VariQ has an exciting opportunity for a highly qualified Sr. Privacy Control Tester/Assessor to support our Federal Program (Arlington, VA). 

Additional Information:

• Work Location: FDIC Arlington (Between Ballston and Clarendon)
• Salary: Dependent upon experience
• Security Clearance: Must pass background investigation and credit check
• Availability: ASAP

Performs privacy controls assessments to ensure compliance with the NIST SP 800-53, OMB guidance, and agency specific requirements. Interfaces with federal employees and contractors in order to perform privacy assessment activities as well as the presentation of weaknesses to the client.

Applies knowledge of the Privacy Act of 1974, the E-Government Act of 2002, FISMA, OMB guidance, NIST guidance, and related laws and regulations to support the FDIC’s Privacy Continuous Monitoring Program.  Performs assessments of system privacy controls in accordance with FDIC policies and procedures, as well as government regulations and industry best practices. Has knowledge of the various aspects of information technology as demonstrated by experience in the application of computer technology, requirements definition, systems analysis, computer programming, testing and quality assurance activities. Has general knowledge of computer software and hardware support requirements such as access control, encryption software, and anti-virus protection software. Has an understanding of internal controls, risk assessments, business processes, IT control testing and audit fieldwork. Has the ability to analyze, conceptualize and organize in order to identify privacy requirements, and present potential solutions. Additionally, has the ability to communicate both orally and in writing with a wide audience, including senior FDIC staff and other federal agency management, the GAO, and the OIG.
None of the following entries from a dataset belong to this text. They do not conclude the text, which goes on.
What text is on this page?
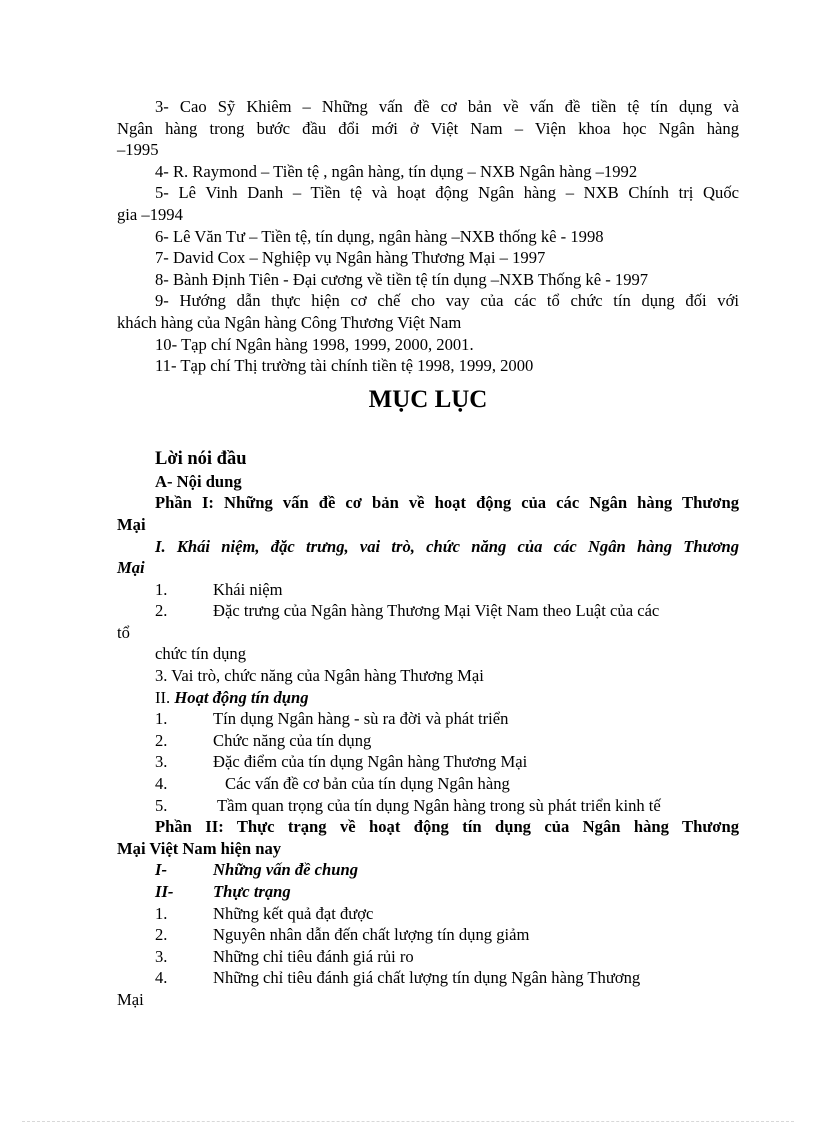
3- Cao Sỹ Khiêm – Những vấn đề cơ bản về vấn đề tiền tệ tín dụng và
Ngân hàng trong bước đầu đổi mới ở Việt Nam – Viện khoa học Ngân hàng
–1995
4- R. Raymond – Tiền tệ , ngân hàng, tín dụng – NXB Ngân hàng –1992
5- Lê Vinh Danh – Tiền tệ và hoạt động Ngân hàng – NXB Chính trị Quốc
gia –1994
6- Lê Văn Tư – Tiền tệ, tín dụng, ngân hàng –NXB thống kê - 1998
7- David Cox – Nghiệp vụ Ngân hàng Thương Mại – 1997
8- Bành Định Tiên - Đại cương về tiền tệ tín dụng –NXB Thống kê - 1997
9- Hướng dẫn thực hiện cơ chế cho vay của các tổ chức tín dụng đối với
khách hàng của Ngân hàng Công Thương Việt Nam
10- Tạp chí Ngân hàng 1998, 1999, 2000, 2001.
11- Tạp chí Thị trường tài chính tiền tệ 1998, 1999, 2000
MỤC LỤC
Lời nói đầu
A- Nội dung
Phần I: Những vấn đề cơ bản về hoạt động của các Ngân hàng Thương
Mại
I. Khái niệm, đặc trưng, vai trò, chức năng của các Ngân hàng Thương
Mại
1.	Khái niệm
2.	Đặc trưng của Ngân hàng Thương Mại Việt Nam theo Luật của các
tổ
chức tín dụng
3. Vai trò, chức năng của Ngân hàng Thương Mại
II. Hoạt động tín dụng
1.	Tín dụng Ngân hàng - sù ra đời và phát triển
2.	Chức năng của tín dụng
3.	Đặc điểm của tín dụng Ngân hàng Thương Mại
4.	Các vấn đề cơ bản của tín dụng Ngân hàng
5.	Tầm quan trọng của tín dụng Ngân hàng trong sù phát triển kinh tế
Phần II: Thực trạng về hoạt động tín dụng của Ngân hàng Thương
Mại Việt Nam hiện nay
I-	Những vấn đề chung
II- Thực trạng
1.	Những kết quả đạt được
2.	Nguyên nhân dẫn đến chất lượng tín dụng giảm
3.	Những chỉ tiêu đánh giá rủi ro
4.	Những chỉ tiêu đánh giá chất lượng tín dụng Ngân hàng Thương
Mại
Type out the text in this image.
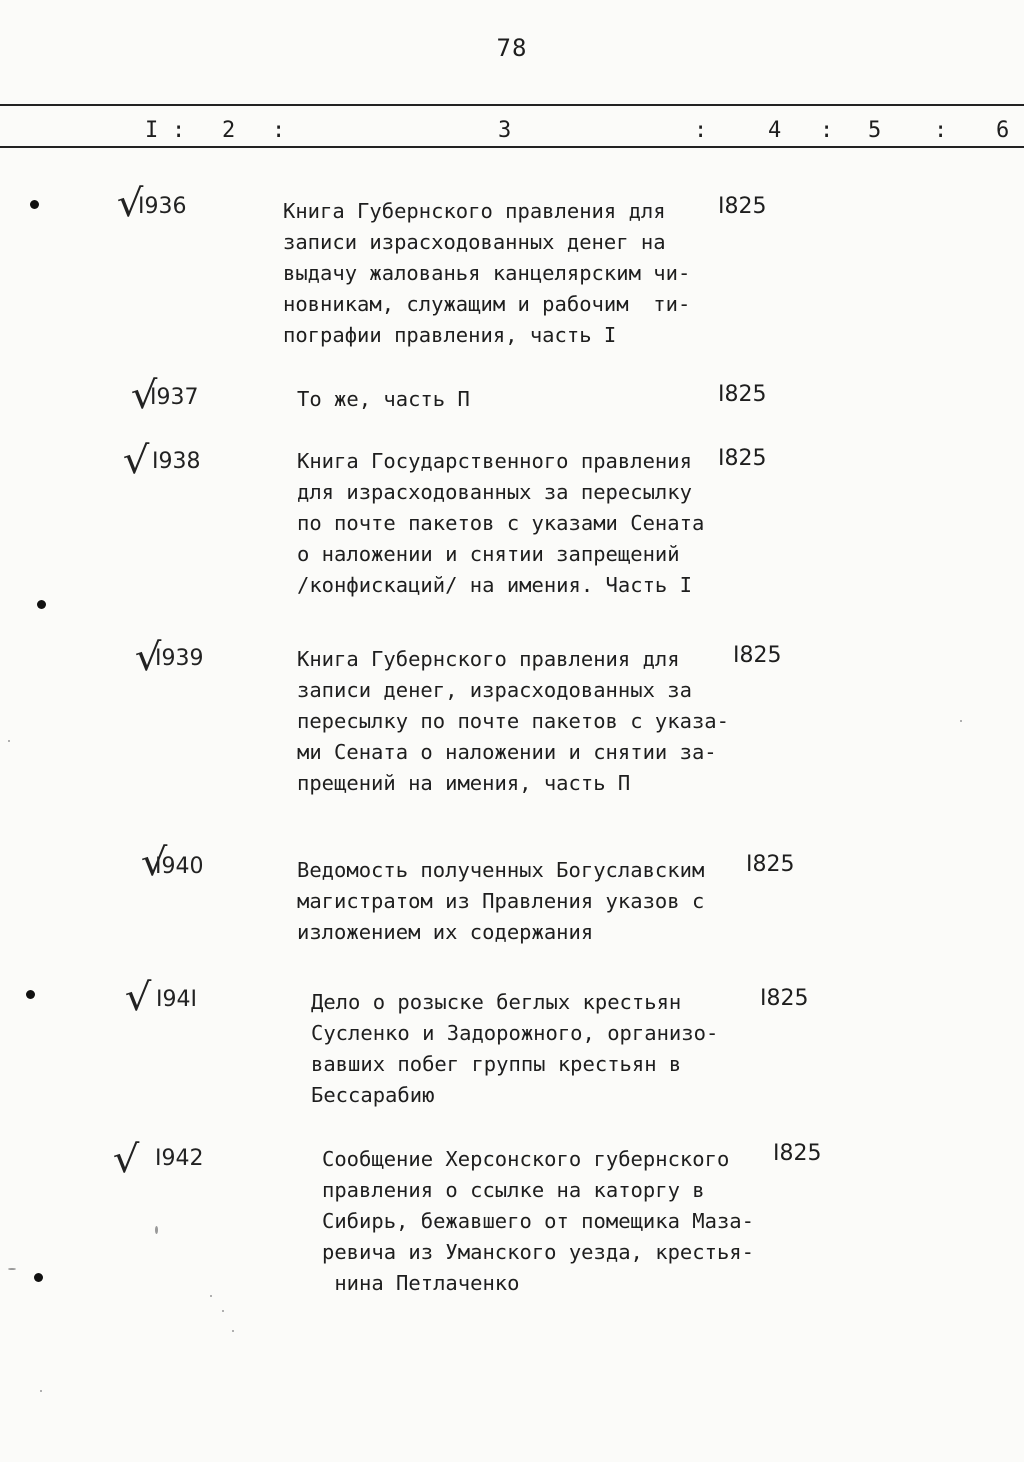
78
I : 2 :	3	:	4 : 5 : 6
√
I936	Книга Губернского правления для
записи израсходованных денег на
выдачу жалованья канцелярским чи-
новникам, служащим и рабочим  ти-
пографии правления, часть I
I825
√
I937	То же, часть П	I825
√ I938	Книга Государственного правления
для израсходованных за пересылку
по почте пакетов с указами Сената
о наложении и снятии запрещений
/конфискаций/ на имения. Часть I
I825
√
I939	Книга Губернского правления для
записи денег, израсходованных за
пересылку по почте пакетов с указа-
ми Сената о наложении и снятии за-
прещений на имения, часть П
I825
√
I940	Ведомость полученных Богуславским
магистратом из Правления указов с
изложением их содержания
I825
√ I94I	Дело о розыске беглых крестьян
Сусленко и Задорожного, организо-
вавших побег группы крестьян в
Бессарабию
I825
√ I942	Сообщение Херсонского губернского
правления о ссылке на каторгу в
Сибирь, бежавшего от помещика Маза-
ревича из Уманского уезда, крестья-
нина Петлаченко
I825
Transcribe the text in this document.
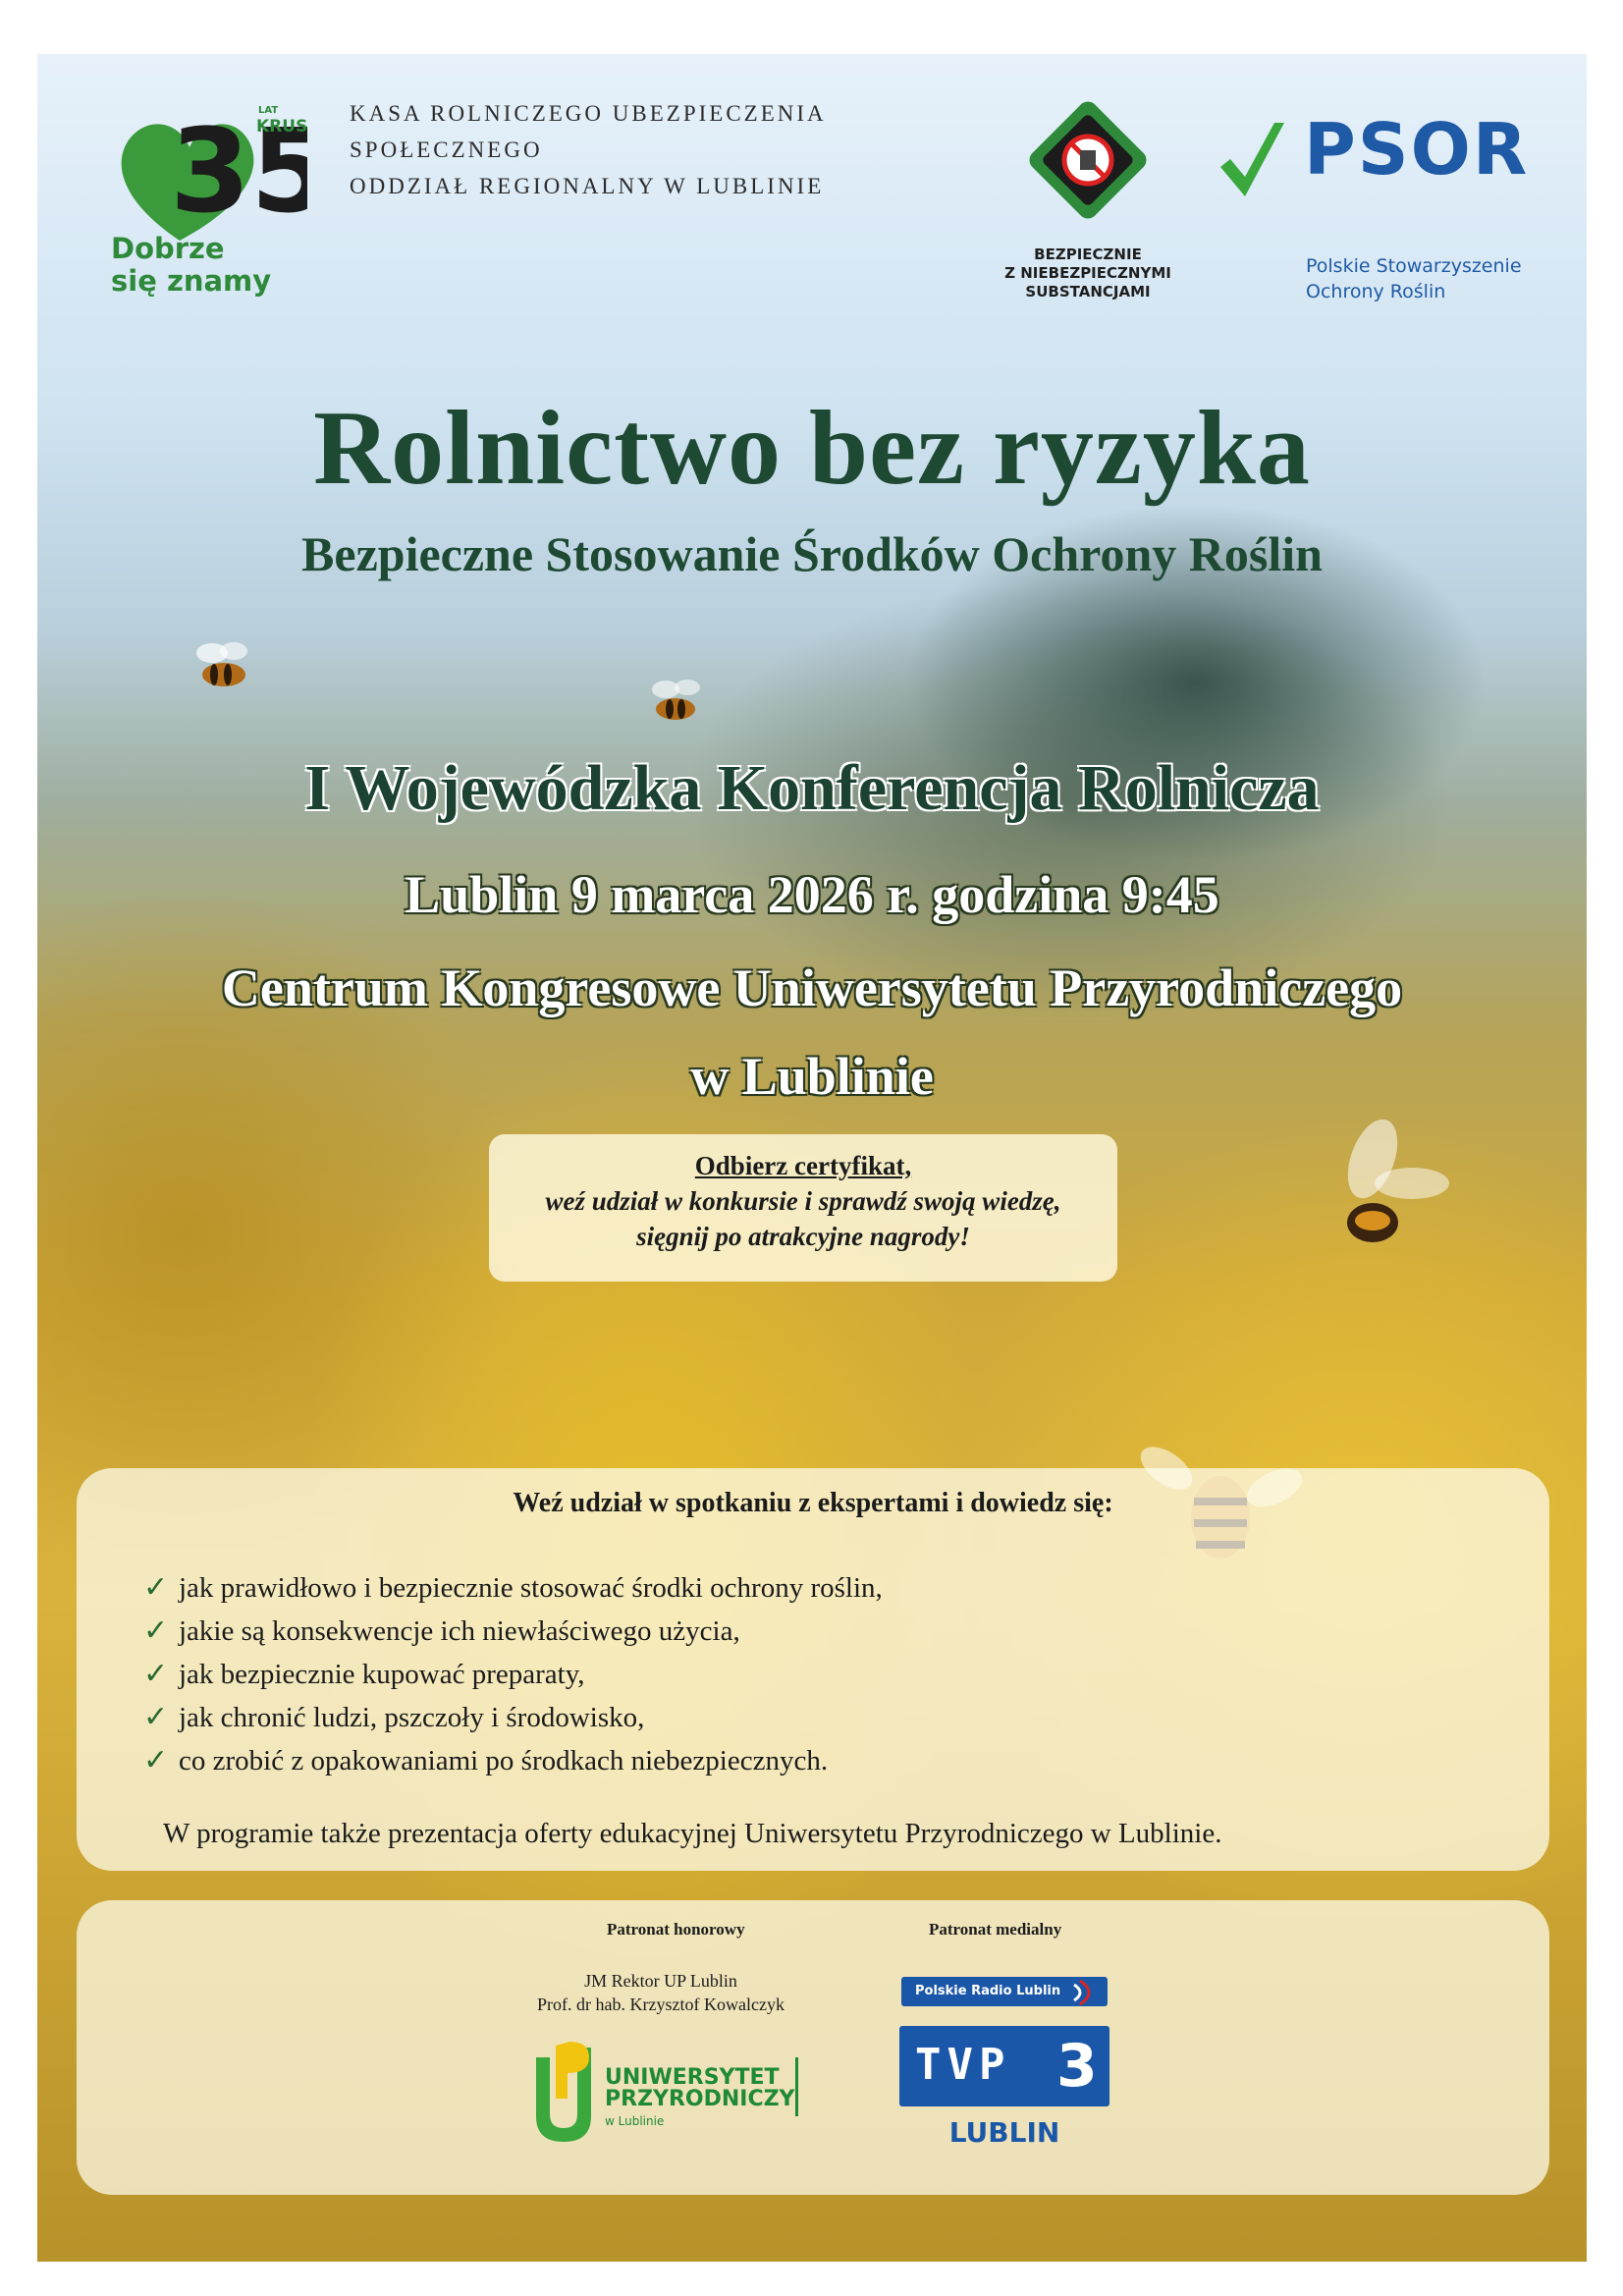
35
LAT
KRUS
Dobrze
się znamy
KASA ROLNICZEGO UBEZPIECZENIA
SPOŁECZNEGO
ODDZIAŁ REGIONALNY W LUBLINIE
BEZPIECZNIE
Z NIEBEZPIECZNYMI
SUBSTANCJAMI
PSOR
Polskie Stowarzyszenie
Ochrony Roślin
Rolnictwo bez ryzyka
Bezpieczne Stosowanie Środków Ochrony Roślin
I Wojewódzka Konferencja Rolnicza
Lublin 9 marca 2026 r. godzina 9:45
Centrum Kongresowe Uniwersytetu Przyrodniczego
w Lublinie
Odbierz certyfikat,
weź udział w konkursie i sprawdź swoją wiedzę,
sięgnij po atrakcyjne nagrody!
Weź udział w spotkaniu z ekspertami i dowiedz się:
✓ jak prawidłowo i bezpiecznie stosować środki ochrony roślin,
✓ jakie są konsekwencje ich niewłaściwego użycia,
✓ jak bezpiecznie kupować preparaty,
✓ jak chronić ludzi, pszczoły i środowisko,
✓ co zrobić z opakowaniami po środkach niebezpiecznych.
W programie także prezentacja oferty edukacyjnej Uniwersytetu Przyrodniczego w Lublinie.
Patronat honorowy
JM Rektor UP Lublin
Prof. dr hab. Krzysztof Kowalczyk
UNIWERSYTET
PRZYRODNICZY
w Lublinie
Patronat medialny
Polskie Radio Lublin
TVP 3
LUBLIN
Qualifications (minimum requirements, per the contract): 

• General Experience: Includes eight (8) years of experience in the review, audit, and/or risk-based assessment of systems and business processes for privacy and/or information security related issues at progressively increasing levels of responsibility.
• Specialized Privacy Experience: six (6) years of experience in Privacy directly related to the interpretation and application of the requirements/mandates stipulated in the Privacy Act of 1974 the E-Govt Act of 2002, and pertinent OMB guidance, including the development and conduct of Privacy Impact Assessments, the development and publication of System of Records notices and Privacy Act Statements, responding to incidents related to the breach of PII, and user awareness activities focusing on Privacy.
• Information Technology Experience: Two (2) years of experience in the application of computer technology, requirements definition, systems analysis, computer programming, testing, or quality assurance activities.
• Education Substitution: An advanced degree in Information Systems, Business, Computer Science, or other related scientific or technical discipline may be considered equivalent to two (2) years generalized and two (2) years information security specialized experience. Certificates such as the IAPP CIPP or CIPP/G may be considered equivalent to two (2) years of general experience and two (2) years of privacy experience.

Desired Requirements (nice to have but not required):

• Experience with assessing NIST SP 800-53 Rev.4 Appendix J Privacy Controls.
• CIPP, CIPT or CIPM Certifications
• Working knowledge of MS Office suite (Word, Excel, PowerPoint), MS Visio, and MS Project;
• Working knowledge of the Privacy Act of 1974, E-Government Act of 2002 privacy provisions, OMB Circular A-130, and other privacy-related OMB memoranda and NIST publications;
• Experience in data privacy issues in the federal government environment;

VariQ is an equal opportunity employer.